切れ切れの頃のコッポラ

 今年の夏は、なんとも中途半端感がある。 暑くなる言われ、7月はそれを匂わす雰囲気プンプンだったが、8月に入り、さて夏休み本番ってときに寒くなったり、暑くなったりして、台風月間に突入した感じがある。 外は、雨風吹き荒れております! 出勤の方々、お疲れ様です、あっしは休みです。 といっても、夏休みではなく、只の普通の休み。

 台風も来ておるし、休みだ、こりゃ篭城しかあんめいということで、朝から、録画した映画を消化しておる。 そんな中に昔っから観たい観たいと思っていたのに機会がなかった作品がある。 コッポラの カンバセーション…盗聴… これ、ゴッドファーザーより、前に撮られたもんだと思っていたんだけれど、そのあとだったのね。 故に名作軍に挟まれ、映画好きにしか認知されておらん感がある。 

 コッポラは、トータル的に才能が有る人だと思う。 当然、監督、脚本家、音楽、そして、製作としての金集め。 これが結構大事なんだよ、これが出来るか、出来ないかが作品を作れるか作れないかの岐路になっちまう。 そーいった意味では、角川ジャンキー春樹は、製作者としては、良かったのに! 出来んし、才能もないのに監督業に手を出して失敗する。 まだ、懲りもせずに監督やっとるね。 この人が、自分の作品にだけ、固着せんでクロスオーバーに製作しておれば、ここまで日本映画も衰退せんで済んだのに! まぁ自力復旧して来たからいいけれどさ。 

 この映画、製作をコッポラ一人やっているんさ。 ゴッドファーザーのあと、映画会社にしてみれば、「こんな小品撮らんと、ゴッドファーザーの続編撮ってよ、コッポラちゃん」 ってなる。 

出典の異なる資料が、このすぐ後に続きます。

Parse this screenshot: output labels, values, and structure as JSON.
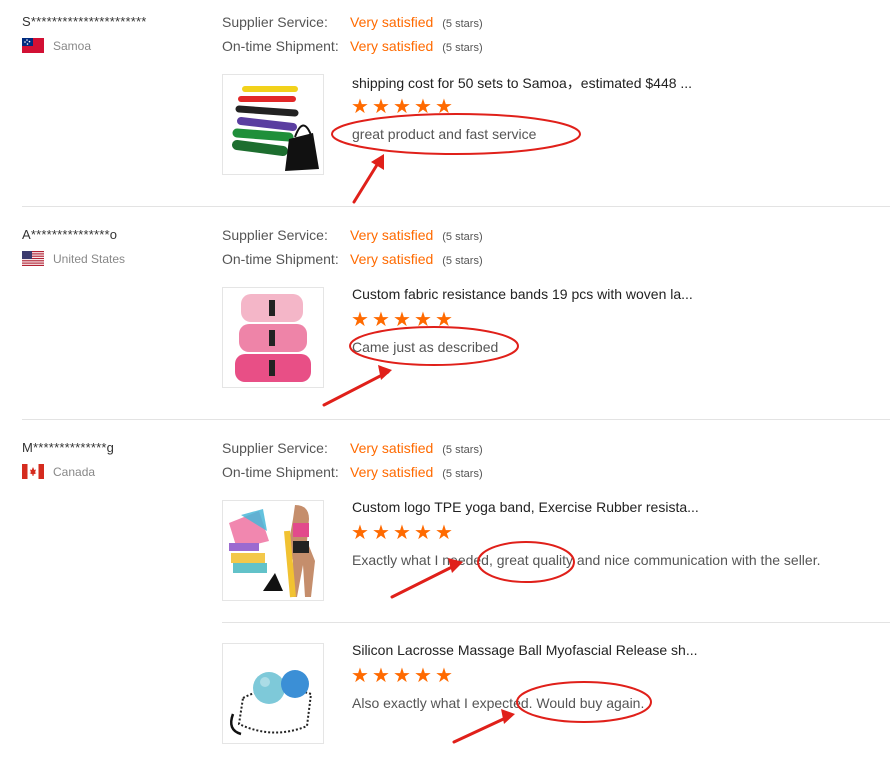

 アカデミー賞と獲るとさ、次の作品は、「えっ こんなの撮るの?」 っちゅーのを持ってくることが多い。 致しかたないことなのだ。 

 古い言い回しだけれど、スリラーなんだよ。 コッポラの根底にあるのって、きっと狂気なんだと思う。 ゴッドファーザーにしても、側近や親族を片付けてゆく描写は、ある意味で狂気の描かれ方をしている。 映画人生を大きく踏み誤る 地獄の黙示録 に関しちゃ説明不要! 

 題材が盗聴で食っている主人公が、盗聴の腕がある故に犯罪に巻き込まれてゆく・・・って、盗聴自体が犯罪だろ。 描き方によっちゃ、火曜サスペンス劇場になっちまう、そこら辺は、コッポラ生半可なもんは作りません。 主演がジーン・ハックマン。 ハックマンまだ出だしのはずなのに老けてんなぁって、思ったら超遅咲きの人だったのね。 フレンチコネクションのとき、40代だったのか、老けていたわけじゃなく、年相応の姿だったのね。 

 ハックマン、巨漢だから、基本強い役柄しかないんだけれど、この作品じゃ神経質な閉じこりを演じておる。 スケアクロウのガサツと思える役柄も、大きな温かみを感じさせ演じていた。 巨漢に似合わず、どんな役も演じられるという訳だ。 でも、大柄であるが故にそーいった役が多いと。 巨漢のジョン・リスゴーがあとを継いでいるな。 

 とにかく、観ているこっちも精神的に参ってくる描写だ。 どこまでが、盗聴で聴いている音か、彼の幻聴なのか判らなくなってくる。 盗聴とか、国と関わる仕事をする連中は、起きていること、起こることに無頓着でないと出来ないんじゃないのかな。 もし、それに対して、真剣に受け止めていたら、関わる仕事を止めるだろう。 

 仕事をクライアントに報告に行くシーン、主人公にハリーに 「プロらしく、なーんも気に掛けずに去るんだぞ、あとは、我関せずだ」 と、助言を与えたのに関わっちまうんだな。 

 そして、音楽が良い。 耳に残るリフレインと、サックスフォンが良い。 切れ切れの頃のコッポラでした。